Donizettis «Poliuto» als Schweizer Erstaufführung am Opernhaus Zürich

«Poliuto»? Diese Oper fehlt in den gängigen Opernführern und ist bisher in der Schweiz noch nie gespielt worden. Dabei war Gaetano Donizetti, als er «Poliuto» im Jahr 1838 komponierte, beileibe kein Greenhorn mehr. Immerhin hatte er zu diesem Zeitpunkt bereits «L'elisir d'amore», «Lucrezia Borgia» und «Lucia di Lammermoor» herausgebracht. Das Opernhaus Zürich kann sich also einer Pioniertat rühmen, wenn es nun, als drittletzte Neuproduktion in der Ära Pereira, die Schweizer Erstaufführung von «Poliuto» gewagt hat. Anders als bei den wenig geglückten Wiederbelebungsversuchen von «Le convenienze ed inconvenienze teatrali» und «I pazzi per progetto», den beiden Operneinaktern Donizettis, im vergangenen Dezember hat sich die Tat bei «Poliuto» gelohnt. Die Musik dieser Oper ist bester Donizetti, von Nello Santi am Dirigentenpult effektvoll dargeboten. Der Wurm steckt eher in der Handlung, die der Regisseur Damiano Michieletto in einer durchaus schlüssigen Sicht in die heutige Zeit verlegt.

Widersprüche

«Poliuto» ist ein Märtyrerstück. Es spielt um das Jahr 250 in Armenien, einem Teilgebiet des römischen Weltreichs. Die Römer verfolgen die Christen, da sie in ihnen eine Bedrohung ihres Jupiterkults und damit ihrer Staatsmacht sehen. Poliuto, ein hochrangiger armenischer Beamter, lässt sich zu Beginn der Handlung taufen, macht sein Bekenntnis öffentlich und stirbt am Schluss den Märtyrertod. Natürlich gibt es auch eine Liebesgeschichte, und darin liegt die Problematik des Stücks begraben. Paolina, Poliutos Ehefrau, war einst mit Severo verlobt. Der Totgeglaubte kehrt nun zurück, und zwar ausgerechnet in der Rolle des römischen Prokonsuls, der die Christenverfolgungen, zusammen mit dem Jupiter-Hohepriester Callistene, durchsetzen muss.

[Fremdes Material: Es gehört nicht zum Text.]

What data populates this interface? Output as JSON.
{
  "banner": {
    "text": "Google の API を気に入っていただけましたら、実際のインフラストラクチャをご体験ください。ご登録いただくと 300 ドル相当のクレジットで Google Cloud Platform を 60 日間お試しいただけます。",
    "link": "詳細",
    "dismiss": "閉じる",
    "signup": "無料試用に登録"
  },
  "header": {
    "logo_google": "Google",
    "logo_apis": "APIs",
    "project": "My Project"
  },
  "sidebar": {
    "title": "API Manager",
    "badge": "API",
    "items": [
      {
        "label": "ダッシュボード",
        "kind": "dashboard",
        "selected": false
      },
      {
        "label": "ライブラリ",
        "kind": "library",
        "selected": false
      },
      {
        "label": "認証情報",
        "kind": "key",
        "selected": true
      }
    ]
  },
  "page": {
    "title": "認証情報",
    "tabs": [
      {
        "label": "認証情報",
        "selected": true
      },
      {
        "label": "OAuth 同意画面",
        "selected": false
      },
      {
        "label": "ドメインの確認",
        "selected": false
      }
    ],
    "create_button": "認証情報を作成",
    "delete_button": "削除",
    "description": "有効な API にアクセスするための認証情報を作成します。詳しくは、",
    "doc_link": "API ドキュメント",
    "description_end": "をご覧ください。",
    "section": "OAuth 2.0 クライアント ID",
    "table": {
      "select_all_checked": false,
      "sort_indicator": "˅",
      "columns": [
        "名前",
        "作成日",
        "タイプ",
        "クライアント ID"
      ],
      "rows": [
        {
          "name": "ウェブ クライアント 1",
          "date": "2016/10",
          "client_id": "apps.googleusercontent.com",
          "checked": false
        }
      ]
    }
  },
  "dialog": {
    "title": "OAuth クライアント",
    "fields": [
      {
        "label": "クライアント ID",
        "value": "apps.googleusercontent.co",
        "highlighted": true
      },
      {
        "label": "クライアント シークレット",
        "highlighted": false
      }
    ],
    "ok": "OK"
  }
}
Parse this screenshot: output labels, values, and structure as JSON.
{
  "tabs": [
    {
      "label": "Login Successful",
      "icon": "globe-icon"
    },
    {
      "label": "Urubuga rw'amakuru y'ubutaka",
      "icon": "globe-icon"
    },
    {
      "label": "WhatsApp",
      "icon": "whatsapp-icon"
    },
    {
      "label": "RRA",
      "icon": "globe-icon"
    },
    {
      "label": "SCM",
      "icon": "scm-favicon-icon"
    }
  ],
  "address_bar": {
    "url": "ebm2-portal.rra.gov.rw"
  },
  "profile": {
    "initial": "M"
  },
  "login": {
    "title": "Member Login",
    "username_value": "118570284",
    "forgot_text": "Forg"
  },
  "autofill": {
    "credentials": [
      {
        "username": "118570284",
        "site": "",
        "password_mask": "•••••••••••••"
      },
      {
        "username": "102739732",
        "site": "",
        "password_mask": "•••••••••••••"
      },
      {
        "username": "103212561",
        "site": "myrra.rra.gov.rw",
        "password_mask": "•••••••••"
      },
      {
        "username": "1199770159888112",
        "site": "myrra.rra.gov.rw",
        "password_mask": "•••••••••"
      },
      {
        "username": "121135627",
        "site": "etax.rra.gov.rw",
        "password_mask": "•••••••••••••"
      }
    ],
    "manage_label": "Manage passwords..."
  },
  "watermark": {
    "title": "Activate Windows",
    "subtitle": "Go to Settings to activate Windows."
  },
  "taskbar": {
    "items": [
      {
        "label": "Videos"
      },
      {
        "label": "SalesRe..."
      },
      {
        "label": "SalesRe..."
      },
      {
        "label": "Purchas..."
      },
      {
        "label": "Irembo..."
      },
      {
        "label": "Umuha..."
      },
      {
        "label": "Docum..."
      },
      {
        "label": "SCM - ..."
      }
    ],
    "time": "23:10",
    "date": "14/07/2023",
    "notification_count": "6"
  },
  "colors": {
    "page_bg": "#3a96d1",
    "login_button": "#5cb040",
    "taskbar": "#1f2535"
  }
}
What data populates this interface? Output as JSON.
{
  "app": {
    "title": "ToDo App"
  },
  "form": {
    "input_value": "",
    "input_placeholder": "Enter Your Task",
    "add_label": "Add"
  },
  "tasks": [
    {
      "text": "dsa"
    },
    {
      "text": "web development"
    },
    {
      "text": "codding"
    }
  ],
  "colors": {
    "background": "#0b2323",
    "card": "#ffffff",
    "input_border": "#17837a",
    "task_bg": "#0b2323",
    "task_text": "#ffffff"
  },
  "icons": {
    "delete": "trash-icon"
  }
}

Poliuto ist Tenor, Severo Bariton. Von den Stimmlagen her müsste das Liebespaar also Paolina – Poliuto heissen. Musikalisch stattet aber Donizetti Paolina und Severo mit allen Insignien des Liebespaares aus, beispielsweise mit dem herzzerreissenden Duett im zweiten Akt. Infolgedessen gerät der Zuschauer in einen Identifikationskonflikt und kann es nicht fassen, dass sich Paolina am Schluss ebenfalls bekehrt und mit Poliuto als Märtyrerin sterben will.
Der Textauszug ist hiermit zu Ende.